Insomma in giapponese non abbiamo (come invece succede in italiano, inglese, francese…) un verbo “semplice e basilare” il cui soggetto sia una persona che possiede, e il complemento oggetto sia una cosa posseduta. Cioè non posso dire:
Gianni ha una macchina
…con questa precisa costruzione, soggetto – verbo – complemento oggetto.

Tuttavia per rendere il verbo avere ho due possibili, semplici, costruzioni con verbi che di norma hanno altri significati. Ognuna delle due costruzioni va usata nei casi opportuni, quindi non sono intercambiabili, tenetelo a mente.

Caso principale – Avere (in senso generico), reso con ある aru e いる iru

La prima costruzione è quella con il verbo aru (a volte iru). Chi conosce il latino noterà subito che questa costruzione (curiosamente) ricalca il dativo di possesso. Senza usare frasi latine vediamo come sarebbe la frase di prima con il dativo di possesso (ma in italiano):
Gianni ha una macchina = A Gianni è una macchina
Come vedete compare il verbo essere… e come credo sappiate spesso “aru” e “iru” sono resi in italiano con il verbo “essere” poiché questo può indicare spesso l’esistenza in un luogo, il trovarsi di qualcosa in un posto.
Infatti, mentre in italiano posso dire “io sono qui” e “io sono bello” con lo stesso verbo “sono”, non posso usare uno stesso verbo per queste due frasi in giapponese: “io sono qui” si scriverà con il verbo “iru” (poiché “io” è un soggetto animato), mentre “la macchina è qui” si scrive con il verbo “aru” (poiché “la macchina” è un soggetto inanimato).

Se questa premessa è chiara, vediamo con precisione come fare una frase con il verbo avere in giapponese. Ad esempio:

Non lo sai? (Guarda che) Takeo ha una macchina.
知らない?タケオに車がある(よ)。

La sostanza dell’esempio è “Takeo ni kuruma ga aru”, che possiamo barbaramente tradurre “A Takeo è una macchina”, come per il dativo di possesso latino.

Dunque il verbo usato è ある aru e il soggetto è la cosa posseduta. Chi ha già studiato qualcosa sa che quando un oggetto inanimato si trova in un posto uso il verbo ある aru, mentre quando il soggetto che si trova in un posto è animato uso il verbo いる iru.
Questa regola si mantiene (o quasi) nel nostro caso particolare in cui si fa uso  del verbo “essere”, “trovarsi in un posto” (“aru” o “iru” a seconda dei casi) per rendere il verbo avere.

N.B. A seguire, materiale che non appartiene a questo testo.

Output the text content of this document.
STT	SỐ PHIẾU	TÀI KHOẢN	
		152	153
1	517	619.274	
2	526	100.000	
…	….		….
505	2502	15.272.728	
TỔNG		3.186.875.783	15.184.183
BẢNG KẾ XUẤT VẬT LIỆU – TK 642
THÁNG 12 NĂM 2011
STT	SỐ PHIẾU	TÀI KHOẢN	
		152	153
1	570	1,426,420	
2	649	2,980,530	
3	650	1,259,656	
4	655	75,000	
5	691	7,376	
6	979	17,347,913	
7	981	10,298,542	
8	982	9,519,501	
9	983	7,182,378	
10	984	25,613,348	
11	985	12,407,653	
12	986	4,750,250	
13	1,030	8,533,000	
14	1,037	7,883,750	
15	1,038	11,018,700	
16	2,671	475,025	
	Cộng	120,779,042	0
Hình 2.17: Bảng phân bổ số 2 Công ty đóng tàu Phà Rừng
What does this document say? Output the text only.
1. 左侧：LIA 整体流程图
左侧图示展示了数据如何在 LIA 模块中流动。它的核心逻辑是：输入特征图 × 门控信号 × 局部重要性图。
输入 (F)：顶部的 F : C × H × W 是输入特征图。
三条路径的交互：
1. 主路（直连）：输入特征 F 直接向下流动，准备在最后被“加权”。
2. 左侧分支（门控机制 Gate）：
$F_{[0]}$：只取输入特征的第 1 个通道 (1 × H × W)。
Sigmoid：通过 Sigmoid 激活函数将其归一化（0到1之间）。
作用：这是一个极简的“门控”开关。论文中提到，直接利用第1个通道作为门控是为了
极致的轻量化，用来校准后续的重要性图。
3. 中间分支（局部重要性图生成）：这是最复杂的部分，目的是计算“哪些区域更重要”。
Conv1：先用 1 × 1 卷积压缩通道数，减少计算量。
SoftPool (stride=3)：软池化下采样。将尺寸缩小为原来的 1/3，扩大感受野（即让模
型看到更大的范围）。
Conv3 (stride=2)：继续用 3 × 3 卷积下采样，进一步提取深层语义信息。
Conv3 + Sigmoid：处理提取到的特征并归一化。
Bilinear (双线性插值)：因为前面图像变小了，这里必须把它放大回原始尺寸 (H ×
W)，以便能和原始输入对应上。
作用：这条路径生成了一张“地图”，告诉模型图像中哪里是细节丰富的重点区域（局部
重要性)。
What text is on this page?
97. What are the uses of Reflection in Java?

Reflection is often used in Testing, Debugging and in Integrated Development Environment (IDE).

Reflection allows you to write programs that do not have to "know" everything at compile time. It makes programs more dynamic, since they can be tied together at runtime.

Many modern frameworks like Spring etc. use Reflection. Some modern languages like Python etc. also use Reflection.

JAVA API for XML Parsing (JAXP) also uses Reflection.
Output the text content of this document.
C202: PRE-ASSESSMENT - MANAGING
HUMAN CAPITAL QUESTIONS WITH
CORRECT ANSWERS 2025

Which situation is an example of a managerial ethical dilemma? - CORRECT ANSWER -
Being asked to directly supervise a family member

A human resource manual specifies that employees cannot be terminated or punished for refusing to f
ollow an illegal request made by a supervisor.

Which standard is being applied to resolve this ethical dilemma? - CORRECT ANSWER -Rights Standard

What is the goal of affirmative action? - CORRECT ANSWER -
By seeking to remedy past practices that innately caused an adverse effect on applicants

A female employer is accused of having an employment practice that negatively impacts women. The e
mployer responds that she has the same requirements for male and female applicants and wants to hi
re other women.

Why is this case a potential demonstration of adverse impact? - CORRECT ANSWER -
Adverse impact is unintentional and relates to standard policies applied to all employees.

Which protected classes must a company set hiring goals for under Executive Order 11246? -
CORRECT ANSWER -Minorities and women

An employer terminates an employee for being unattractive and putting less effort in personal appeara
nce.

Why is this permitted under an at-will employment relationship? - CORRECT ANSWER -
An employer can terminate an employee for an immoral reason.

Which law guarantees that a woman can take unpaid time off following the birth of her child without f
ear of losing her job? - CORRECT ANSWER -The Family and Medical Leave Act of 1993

Takeo ni kuruma ga aru = Takeo ha una macchina
Takeo ni kodomo ga (futari) iru = Takeo ha dei (/due) figli

Ma l’eccezione sta nel fatto che nel secondo caso, pur essendo “figli” un soggetto animato posso usare “aru” al posto di “iru” (ma solo perché questa è al costruzione del verbo avere). Takeo ni kodomo ga arimasu è altrettanto accettabile.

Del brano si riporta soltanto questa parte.